If you looked in the food dictionary under delicious, you would see pizza dough and pasta as some of the top ingredients. With a little cooking magic, an assortment of toppings and homemade sauces, these two items can be transformed into delicious meals for any occasion.
CPW’s Fine Food & Spirits at 2422 Stantonsburg Road in the Stanton Square shopping center in Greenville has over 25 years of experience transforming pizza dough and pasta into culinary masterpieces. Located near Vidant Medical Center, the eatery provides a casual, inviting wide-open dining room with an open-air kitchen and a mixture of low-top and high-top tables and comfy, spacious booths.

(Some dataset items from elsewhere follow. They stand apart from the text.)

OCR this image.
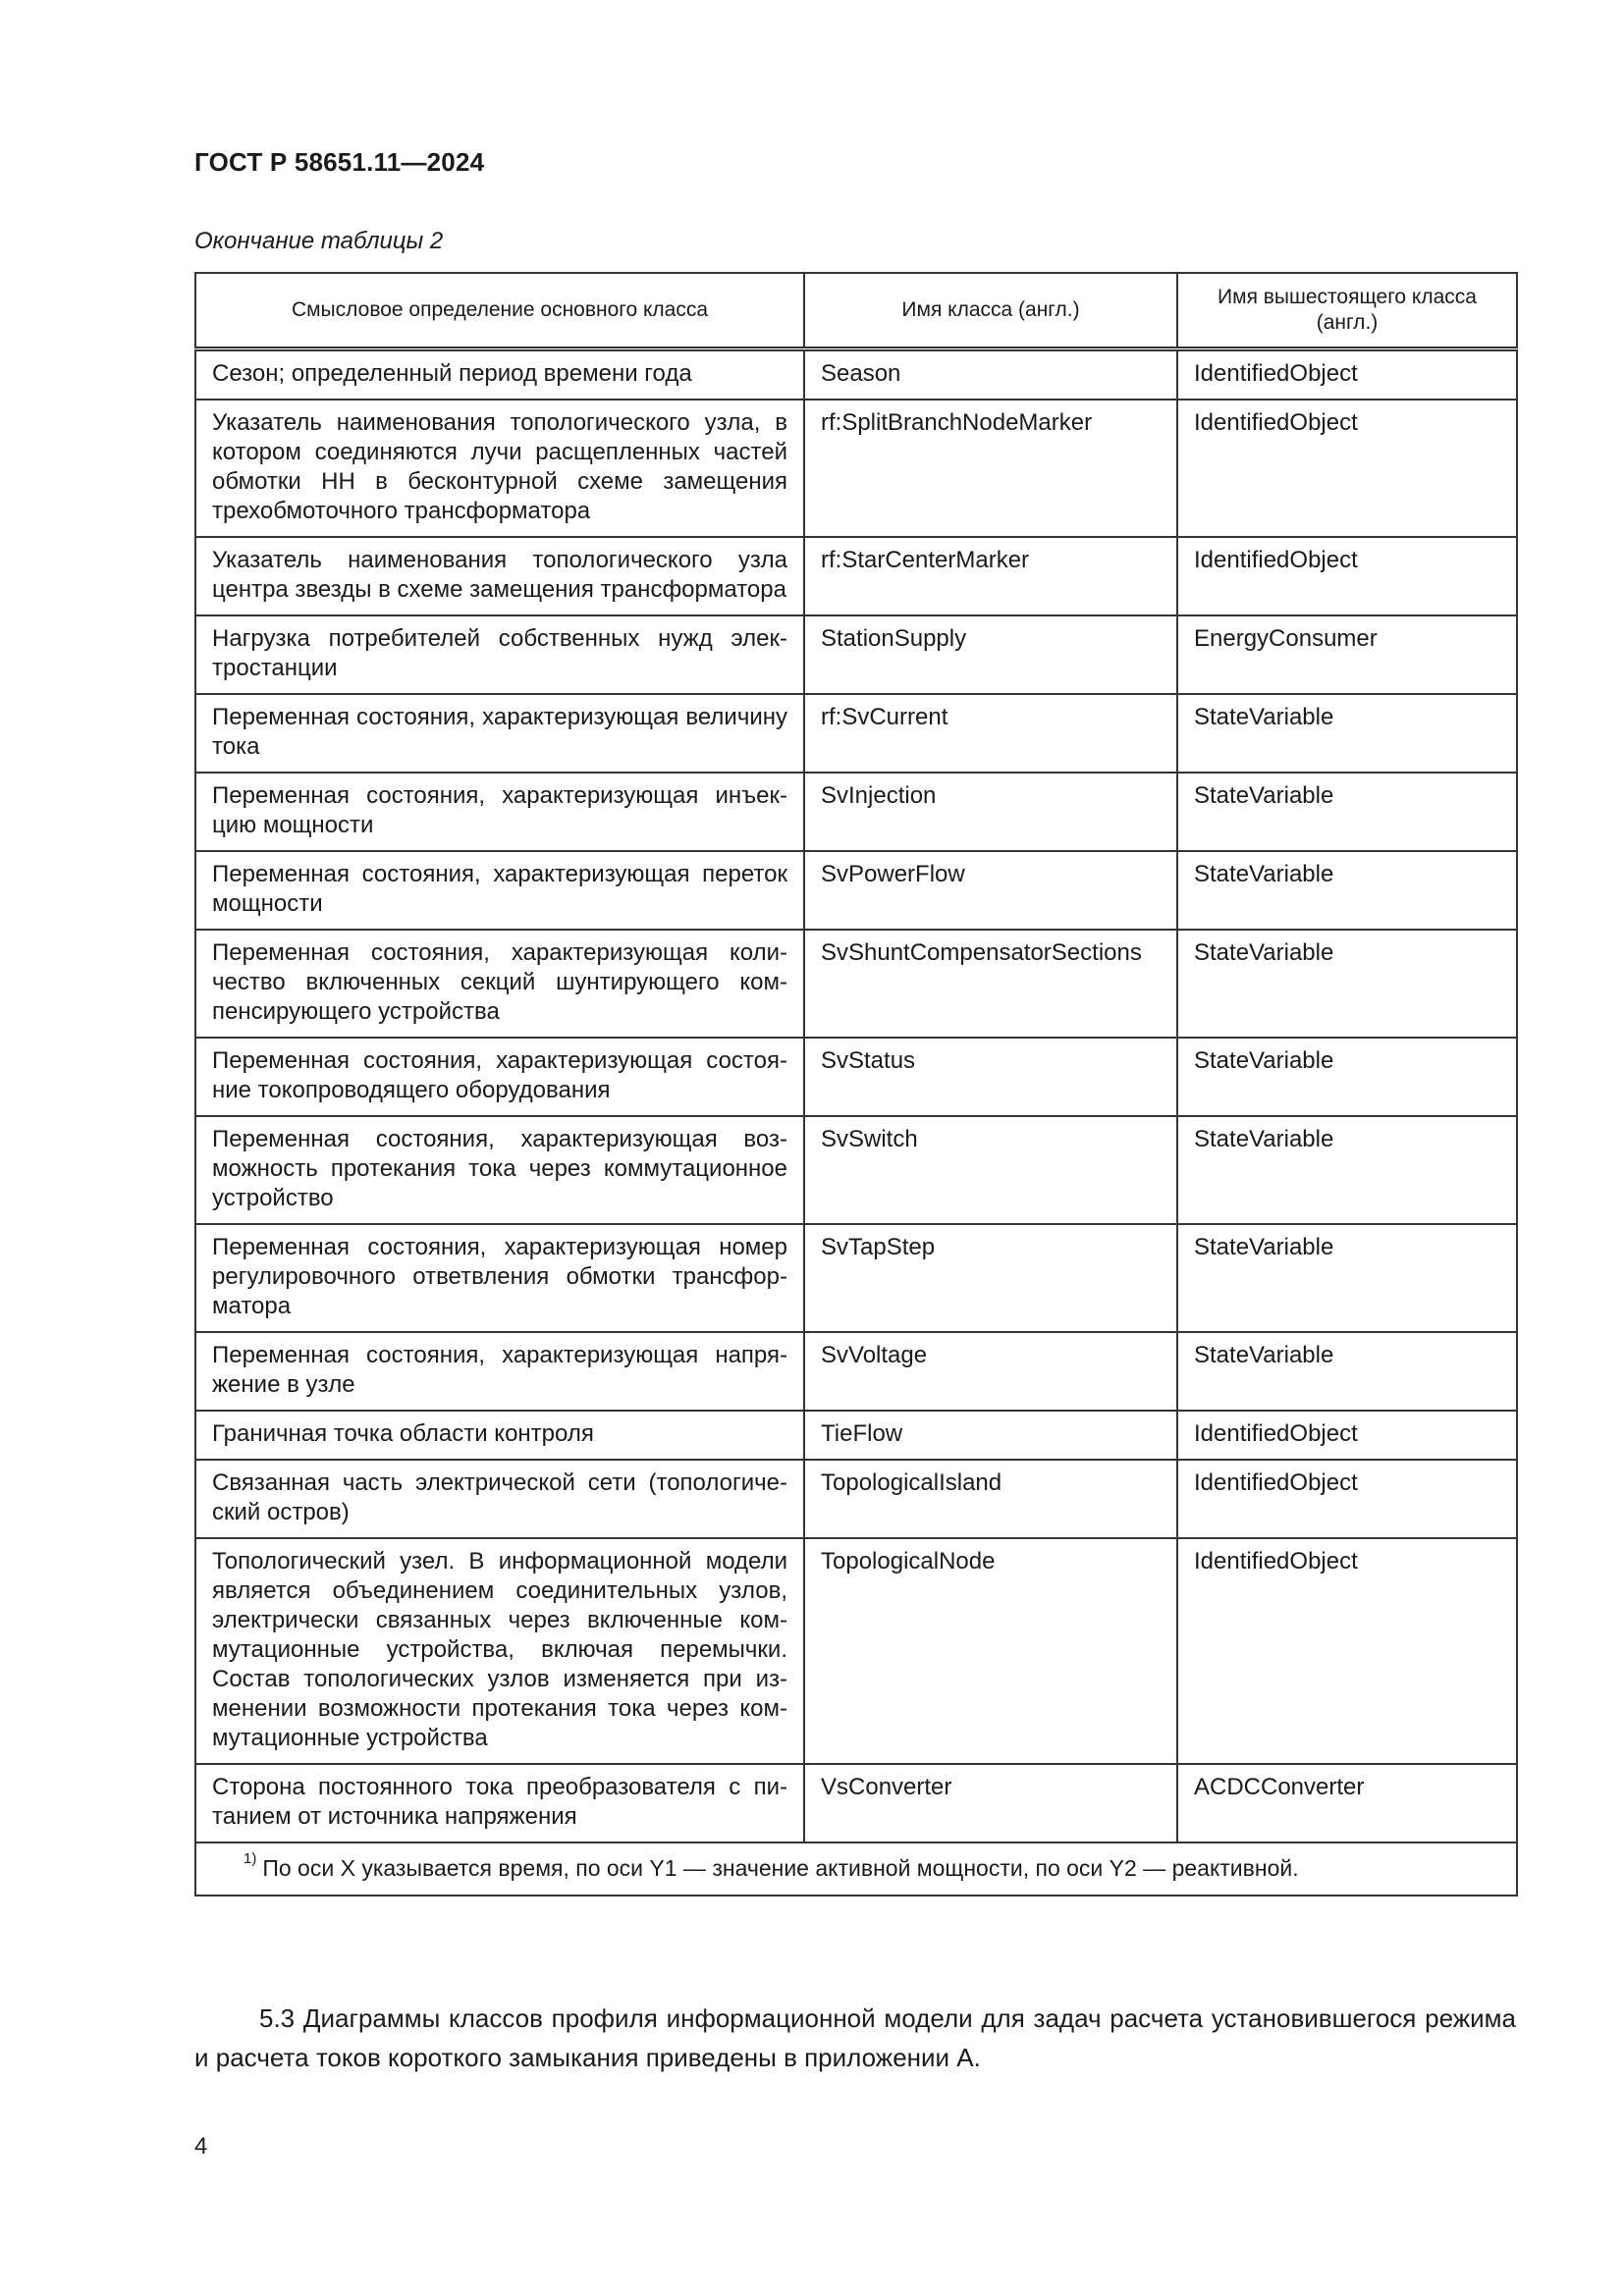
ГОСТ Р 58651.11—2024
Окончание таблицы 2
Смысловое определение основного класса	Имя класса (англ.)	Имя вышестоящего класса (англ.)
Сезон; определенный период времени года	Season	IdentifiedObject
Указатель наименования топологического узла, в котором соединяются лучи расщепленных частей обмотки НН в бесконтурной схеме замещения трехобмоточного трансформатора	rf:SplitBranchNodeMarker	IdentifiedObject
Указатель наименования топологического узла центра звезды в схеме замещения трансформатора	rf:StarCenterMarker	IdentifiedObject
Нагрузка потребителей собственных нужд электростанции	StationSupply	EnergyConsumer
Переменная состояния, характеризующая величину тока	rf:SvCurrent	StateVariable
Переменная состояния, характеризующая инъекцию мощности	SvInjection	StateVariable
Переменная состояния, характеризующая переток мощности	SvPowerFlow	StateVariable
Переменная состояния, характеризующая количество включенных секций шунтирующего компенсирующего устройства	SvShuntCompensatorSections	StateVariable
Переменная состояния, характеризующая состояние токопроводящего оборудования	SvStatus	StateVariable
Переменная состояния, характеризующая возможность протекания тока через коммутационное устройство	SvSwitch	StateVariable
Переменная состояния, характеризующая номер регулировочного ответвления обмотки трансформатора	SvTapStep	StateVariable
Переменная состояния, характеризующая напряжение в узле	SvVoltage	StateVariable
Граничная точка области контроля	TieFlow	IdentifiedObject
Связанная часть электрической сети (топологический остров)	TopologicalIsland	IdentifiedObject
Топологический узел. В информационной модели является объединением соединительных узлов, электрически связанных через включенные коммутационные устройства, включая перемычки. Состав топологических узлов изменяется при изменении возможности протекания тока через коммутационные устройства	TopologicalNode	IdentifiedObject
Сторона постоянного тока преобразователя с питанием от источника напряжения	VsConverter	ACDCConverter
$^{1)}$ По оси X указывается время, по оси Y1 — значение активной мощности, по оси Y2 — реактивной.		
5.3 Диаграммы классов профиля информационной модели для задач расчета установившегося режима и расчета токов короткого замыкания приведены в приложении А.
4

Ralph Walton has been co-owner since it started in 1995. The elevated menu features a wide array of Italian and American dishes. Some menu items include a chef’s house dip served in a bread bowl with home-fried dipping chips; big, glorious salads such as the raspberry walnut or salmon Caesar; sandwiches like the meatball hoagie; and classic pastas, specialty dishes and oven pizzas. You can come for a quick soup, salad or sandwich for lunch or sit down with the family for dinner.
“We tried to create an atmosphere that is trendy and fun, yet authentic where we serve you tasty home-cooked food with rotating themes and flavors to match your evolving tastes,” Walton said. “Working here for so long allows me the opportunity to watch my staff grow up right before my eyes. They start out as college kids and years later, even after they leave and start their lives, I get to see them get married, have kids, and keep living. This is one of my favorite parts about this job and the second is being able to create and present food to our customers from different regions and introduce them to new tastes and flavors.”
Walton also is an avid traveler and throughout the years has created themed menus called the “CPW’s Road Food Tour” to celebrate cuisine ranging from Caribbean and Pacific Rim to Madi Gras Cajun. The menus rotate about every six weeks. The current menu is the “Seafood Edition” which features items like fish and chips, she-crab soup and Bamonte’s scallops and pancetta based on a dish from Bamonte’s In Brooklyn, N.Y. Made with imported pancetta sauteed with tender bay scallops and tossed in a linguine with a lemon cream sauce, this dish was dreamy from the first bite.
Their massive u-shaped bar at CPW’s has lots of seats and offers a large wine list and full bar service from hand-crafted cocktails to classic drinks. Twelve beers also are on tap. The Blueberry Mojito made with Bicardi rum, fresh blueberries muddled with mint, soda water, and a splash of simple syrup was soft, sweet, bright and refreshing; a great start to any meal.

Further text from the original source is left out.